Because there are lots of people that weigh 135 pounds soaking wet that can do five good pistols, but if you were to ask them to get under the bar with 275 pounds on their back they'd get buried. And to the best of my knowledge, most of the really good squatters (Anderson, Karworski, Coan, Hamman, Hatfield) never attributed their squatting prowess to a lot of work on one-legged squats. So does this mean that one-legged squats are a waste of time? Not exactly. But they're not for building strength.

What usually happens is a coach thinks that one-legged squats will be good for their athlete to do. So they exaggerate the effect of the exercise and tell them that one-legged squats will make the athlete huge and jacked and help them get laid.

So the athlete spends some time doing them, gets a little better at them, but their actual squat doesn't go up and their legs don't change in size. (Plus they don't do any better with the ladies.) The end result is they think the coach is an idiot and they stop doing the one-legged squats.

I think it would be much better if coaches were just honest about what an exercise does. A one-legged squat can be good for your ankles, knees, and hips and can help keep you healthy and mobile. But that's it.

I also believe that if you know why you're doing something you can focus on the purpose of what it's supposed to achieve. If you think one-legged squats are for getting huge, you'll naturally push yourself and try to use more weight, perhaps at the expense of form. If you think their purpose is to keep you healthy and injury free, then you'll start to focus on technique, hip angle, and knee drift, which, most likely, will be more effective.
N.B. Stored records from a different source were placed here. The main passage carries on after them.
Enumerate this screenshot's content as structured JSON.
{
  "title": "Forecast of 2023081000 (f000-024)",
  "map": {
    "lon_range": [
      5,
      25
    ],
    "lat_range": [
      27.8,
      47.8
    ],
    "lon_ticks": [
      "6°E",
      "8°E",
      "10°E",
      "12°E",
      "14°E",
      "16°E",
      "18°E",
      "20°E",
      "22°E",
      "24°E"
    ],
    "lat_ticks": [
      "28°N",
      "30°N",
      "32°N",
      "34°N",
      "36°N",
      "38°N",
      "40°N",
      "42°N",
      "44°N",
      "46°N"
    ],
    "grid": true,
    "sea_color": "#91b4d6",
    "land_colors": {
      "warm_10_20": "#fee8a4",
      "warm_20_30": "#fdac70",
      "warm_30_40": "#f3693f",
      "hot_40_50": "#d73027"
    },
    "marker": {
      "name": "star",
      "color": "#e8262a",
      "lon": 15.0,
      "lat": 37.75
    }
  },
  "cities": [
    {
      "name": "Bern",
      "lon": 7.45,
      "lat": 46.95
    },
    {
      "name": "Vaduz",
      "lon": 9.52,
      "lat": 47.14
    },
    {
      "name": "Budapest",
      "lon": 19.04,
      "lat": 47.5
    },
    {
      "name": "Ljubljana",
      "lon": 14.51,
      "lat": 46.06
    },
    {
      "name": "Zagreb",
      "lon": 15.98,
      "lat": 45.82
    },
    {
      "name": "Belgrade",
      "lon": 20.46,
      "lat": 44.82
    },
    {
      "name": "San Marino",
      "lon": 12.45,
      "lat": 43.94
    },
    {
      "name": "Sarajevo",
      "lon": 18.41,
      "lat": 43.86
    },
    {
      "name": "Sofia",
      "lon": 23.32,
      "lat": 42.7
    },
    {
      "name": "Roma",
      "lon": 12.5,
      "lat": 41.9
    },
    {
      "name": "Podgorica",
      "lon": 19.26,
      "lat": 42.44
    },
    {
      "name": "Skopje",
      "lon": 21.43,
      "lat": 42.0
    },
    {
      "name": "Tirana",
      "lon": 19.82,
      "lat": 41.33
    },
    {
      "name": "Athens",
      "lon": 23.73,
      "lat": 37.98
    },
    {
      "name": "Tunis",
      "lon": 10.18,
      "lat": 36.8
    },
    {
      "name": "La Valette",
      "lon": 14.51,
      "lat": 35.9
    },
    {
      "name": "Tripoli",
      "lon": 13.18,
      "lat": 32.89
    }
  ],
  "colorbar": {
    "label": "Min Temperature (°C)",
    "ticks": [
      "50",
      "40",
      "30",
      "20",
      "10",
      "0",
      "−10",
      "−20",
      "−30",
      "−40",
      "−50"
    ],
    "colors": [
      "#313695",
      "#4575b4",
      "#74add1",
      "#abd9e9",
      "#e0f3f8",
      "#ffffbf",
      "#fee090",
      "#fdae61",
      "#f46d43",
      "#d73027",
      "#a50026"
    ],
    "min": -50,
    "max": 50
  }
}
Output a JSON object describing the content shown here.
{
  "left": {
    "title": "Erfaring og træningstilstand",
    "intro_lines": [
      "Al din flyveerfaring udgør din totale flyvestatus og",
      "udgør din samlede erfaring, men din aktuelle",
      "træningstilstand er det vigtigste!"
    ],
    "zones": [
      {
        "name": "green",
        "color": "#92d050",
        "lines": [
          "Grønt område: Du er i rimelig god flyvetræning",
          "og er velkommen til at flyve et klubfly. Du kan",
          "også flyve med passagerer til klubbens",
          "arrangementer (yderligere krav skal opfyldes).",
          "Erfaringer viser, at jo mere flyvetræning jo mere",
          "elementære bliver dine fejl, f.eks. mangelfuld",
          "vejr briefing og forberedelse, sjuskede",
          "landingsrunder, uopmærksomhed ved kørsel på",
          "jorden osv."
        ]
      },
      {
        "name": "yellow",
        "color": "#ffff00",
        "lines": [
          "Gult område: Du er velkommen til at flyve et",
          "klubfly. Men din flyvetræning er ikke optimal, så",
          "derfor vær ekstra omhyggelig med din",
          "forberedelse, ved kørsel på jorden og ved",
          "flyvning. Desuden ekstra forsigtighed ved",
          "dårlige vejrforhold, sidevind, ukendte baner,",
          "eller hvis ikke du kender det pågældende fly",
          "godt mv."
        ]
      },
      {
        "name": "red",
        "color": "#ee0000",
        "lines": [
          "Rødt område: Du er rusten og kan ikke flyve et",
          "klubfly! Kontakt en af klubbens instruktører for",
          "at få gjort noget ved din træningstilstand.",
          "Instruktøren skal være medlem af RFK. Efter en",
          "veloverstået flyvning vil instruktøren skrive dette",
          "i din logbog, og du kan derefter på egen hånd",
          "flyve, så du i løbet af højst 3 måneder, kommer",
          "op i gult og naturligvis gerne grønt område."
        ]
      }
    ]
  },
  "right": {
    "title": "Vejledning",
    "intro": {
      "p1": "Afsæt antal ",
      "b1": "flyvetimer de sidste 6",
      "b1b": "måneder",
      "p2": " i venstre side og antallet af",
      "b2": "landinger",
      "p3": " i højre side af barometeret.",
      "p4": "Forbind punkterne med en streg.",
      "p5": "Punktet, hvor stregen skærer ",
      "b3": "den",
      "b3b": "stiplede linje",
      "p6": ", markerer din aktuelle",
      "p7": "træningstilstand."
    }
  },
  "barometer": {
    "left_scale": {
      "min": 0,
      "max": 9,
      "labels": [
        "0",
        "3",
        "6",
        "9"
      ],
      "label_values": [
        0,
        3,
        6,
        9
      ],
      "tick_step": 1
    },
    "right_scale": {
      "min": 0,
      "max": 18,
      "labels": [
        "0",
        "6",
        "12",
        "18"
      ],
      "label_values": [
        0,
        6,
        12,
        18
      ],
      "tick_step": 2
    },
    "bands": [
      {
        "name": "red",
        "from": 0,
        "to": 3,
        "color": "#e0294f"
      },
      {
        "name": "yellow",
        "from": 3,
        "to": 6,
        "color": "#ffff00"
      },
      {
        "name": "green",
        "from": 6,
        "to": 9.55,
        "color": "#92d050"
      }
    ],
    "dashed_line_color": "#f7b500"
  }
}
I recently started doing more one-armed push-ups. I'm not doing them because I think they'll make my chest huge or because I'll instantly add fifty pounds to my bench. I'm doing them to increase my shoulder stability, which might keep me healthy and may yield a better bench press.
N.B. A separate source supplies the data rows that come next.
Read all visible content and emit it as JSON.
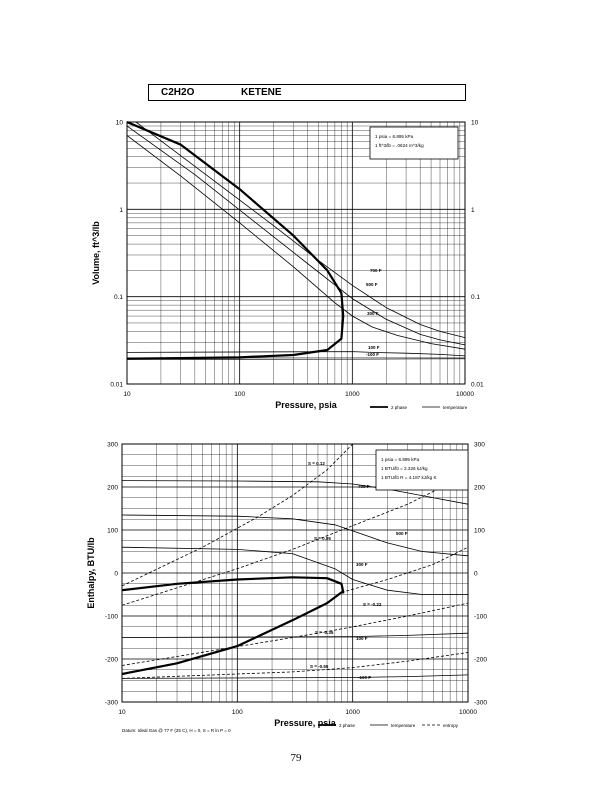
{
  "header": {
    "formula": "C2H2O",
    "name": "KETENE"
  },
  "page_number": "79",
  "chart_data": [
    {
      "type": "line",
      "title": "",
      "xlabel": "Pressure, psia",
      "ylabel": "Volume, ft^3/lb",
      "xscale": "log",
      "yscale": "log",
      "xlim": [
        10,
        10000
      ],
      "ylim": [
        0.01,
        10
      ],
      "x_ticks": [
        "10",
        "100",
        "1000",
        "10000"
      ],
      "y_ticks": [
        "10",
        "1",
        "0.1",
        "0.01"
      ],
      "grid": true,
      "info_box": [
        "1 psia = 6.895 kPa",
        "1 ft^3/lb = .0624 m^3/kg"
      ],
      "legend": {
        "position": "bottom-right",
        "entries": [
          "2 phase",
          "temperature"
        ]
      },
      "series": [
        {
          "name": "2 phase",
          "style": "thick",
          "x": [
            10,
            30,
            100,
            300,
            600,
            800,
            830,
            800,
            600,
            300,
            100,
            30,
            10
          ],
          "y": [
            0.0195,
            0.0198,
            0.0202,
            0.0215,
            0.0245,
            0.033,
            0.06,
            0.11,
            0.2,
            0.5,
            1.7,
            5.5,
            10
          ]
        },
        {
          "name": "700 F",
          "x": [
            12,
            50,
            200,
            500,
            1000,
            2000,
            4000,
            6000,
            10000
          ],
          "y": [
            10,
            2.5,
            0.65,
            0.26,
            0.135,
            0.075,
            0.048,
            0.04,
            0.034
          ]
        },
        {
          "name": "500 F",
          "x": [
            10,
            40,
            150,
            400,
            1000,
            2000,
            4000,
            6000,
            10000
          ],
          "y": [
            9,
            2.5,
            0.65,
            0.24,
            0.095,
            0.055,
            0.037,
            0.032,
            0.028
          ]
        },
        {
          "name": "300 F",
          "x": [
            10,
            30,
            100,
            300,
            700,
            1000,
            1500,
            2500,
            5000,
            10000
          ],
          "y": [
            7,
            2.4,
            0.7,
            0.22,
            0.085,
            0.06,
            0.045,
            0.036,
            0.029,
            0.025
          ]
        },
        {
          "name": "100 F",
          "x": [
            10,
            1000,
            1500,
            3000,
            6000,
            10000
          ],
          "y": [
            0.023,
            0.0235,
            0.023,
            0.0225,
            0.0218,
            0.021
          ]
        },
        {
          "name": "-100 F",
          "x": [
            10,
            1000,
            3000,
            10000
          ],
          "y": [
            0.0192,
            0.0193,
            0.0194,
            0.0195
          ]
        }
      ],
      "temperature_labels": [
        "700 F",
        "500 F",
        "300 F",
        "100 F",
        "-100 F"
      ]
    },
    {
      "type": "line",
      "title": "",
      "xlabel": "Pressure, psia",
      "ylabel": "Enthalpy, BTU/lb",
      "xscale": "log",
      "xlim": [
        10,
        10000
      ],
      "ylim": [
        -300,
        300
      ],
      "x_ticks": [
        "10",
        "100",
        "1000",
        "10000"
      ],
      "y_ticks": [
        "300",
        "200",
        "100",
        "0",
        "-100",
        "-200",
        "-300"
      ],
      "grid": true,
      "info_box": [
        "1 psia = 6.895 kPa",
        "1 BTU/lb = 2.326 kJ/kg",
        "1 BTU/lb R = 4.187 kJ/kg K"
      ],
      "legend": {
        "position": "bottom-right",
        "entries": [
          "2 phase",
          "temperature",
          "entropy"
        ]
      },
      "footnote": "Datum: Ideal Gas @ 77 F (25 C), H = 0, S = R ln P = 0",
      "series": [
        {
          "name": "2 phase",
          "style": "thick",
          "x": [
            10,
            30,
            100,
            300,
            600,
            800,
            830,
            800,
            600,
            300,
            100,
            30,
            10
          ],
          "y": [
            -235,
            -210,
            -170,
            -110,
            -70,
            -45,
            -45,
            -25,
            -12,
            -10,
            -15,
            -25,
            -40
          ]
        },
        {
          "name": "700 F",
          "x": [
            10,
            100,
            500,
            1000,
            2000,
            4000,
            10000
          ],
          "y": [
            215,
            214,
            212,
            207,
            195,
            180,
            160
          ]
        },
        {
          "name": "500 F",
          "x": [
            10,
            100,
            300,
            700,
            1000,
            2000,
            4000,
            10000
          ],
          "y": [
            135,
            132,
            126,
            112,
            98,
            70,
            50,
            40
          ]
        },
        {
          "name": "300 F",
          "x": [
            10,
            100,
            300,
            700,
            1000,
            2000,
            4000,
            10000
          ],
          "y": [
            60,
            55,
            45,
            10,
            -15,
            -40,
            -50,
            -50
          ]
        },
        {
          "name": "100 F",
          "x": [
            10,
            1000,
            3000,
            10000
          ],
          "y": [
            -150,
            -148,
            -145,
            -140
          ]
        },
        {
          "name": "-100 F",
          "x": [
            10,
            1000,
            3000,
            10000
          ],
          "y": [
            -245,
            -243,
            -241,
            -237
          ]
        },
        {
          "name": "S = 0.12",
          "style": "dashed",
          "x": [
            10,
            50,
            150,
            300,
            600,
            1000
          ],
          "y": [
            -30,
            60,
            130,
            180,
            240,
            300
          ]
        },
        {
          "name": "S = 0.05",
          "style": "dashed",
          "x": [
            10,
            100,
            300,
            1000,
            3000,
            10000
          ],
          "y": [
            -75,
            10,
            55,
            110,
            160,
            230
          ]
        },
        {
          "name": "S = -0.22",
          "style": "dashed",
          "x": [
            800,
            2000,
            5000,
            10000
          ],
          "y": [
            -45,
            -15,
            20,
            60
          ]
        },
        {
          "name": "S = -0.35",
          "style": "dashed",
          "x": [
            10,
            200,
            500,
            1000,
            3000,
            10000
          ],
          "y": [
            -215,
            -158,
            -140,
            -125,
            -100,
            -70
          ]
        },
        {
          "name": "S = -0.55",
          "style": "dashed",
          "x": [
            10,
            300,
            1000,
            3000,
            10000
          ],
          "y": [
            -245,
            -230,
            -220,
            -205,
            -185
          ]
        }
      ],
      "curve_labels": [
        "S = 0.12",
        "700 F",
        "500 F",
        "S = 0.05",
        "300 F",
        "S = -0.22",
        "S = -0.35",
        "100 F",
        "S = -0.55",
        "-100 F"
      ]
    }
  ]
}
Knowing the purpose of an exercise can help you decide if you should do it, how to program it, and if it's giving you the results you want. That can only help you in the long run.
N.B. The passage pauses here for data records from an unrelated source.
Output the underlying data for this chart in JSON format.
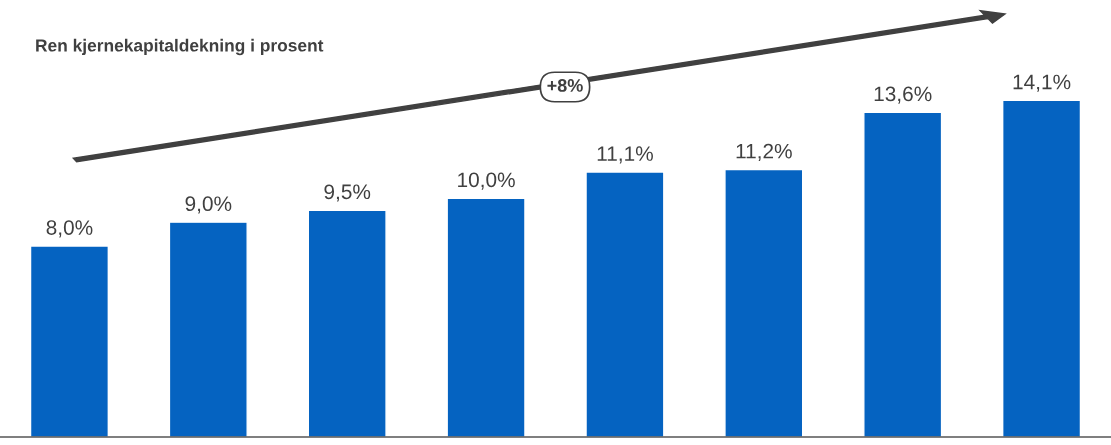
{
  "chart_data": {
    "type": "bar",
    "title": "Ren kjernekapitaldekning i prosent",
    "categories": [
      null,
      null,
      null,
      null,
      null,
      null,
      null,
      null
    ],
    "values": [
      8.0,
      9.0,
      9.5,
      10.0,
      11.1,
      11.2,
      13.6,
      14.1
    ],
    "value_labels": [
      "8,0%",
      "9,0%",
      "9,5%",
      "10,0%",
      "11,1%",
      "11,2%",
      "13,6%",
      "14,1%"
    ],
    "color": "#0563c1",
    "annotations": [
      "+8%"
    ],
    "grid": false,
    "legend": false
  }
}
Mistake #4: You don't understand your body.

You can't have a heart to heart talk with your body, but the saying "know thyself" fits best here. As a lifter in the pursuit of strength, at some point you have to start figuring out how your body responds to exercise so you can modify or create programs to meet your goals.

If you're still relatively new to the strength training world (less than five years) I wouldn't fret about this too much; the knowledge will come as long as you're paying attention to what you're doing.

To facilitate the learning, I want you to make a list of ten exercises that you believe, deep in your heart, make you strong. Not what you think other people will say, or what the experts say, but ten exercises that you honestly believe will get you strong. Now look at your program. All of those ten exercises should be what that program is built around.



Wrap-Up
If you can avoid making these common mistakes and combine that with intense training, progressive overload, and good exercise selection, you may just find yourself stronger than you ever thought possible.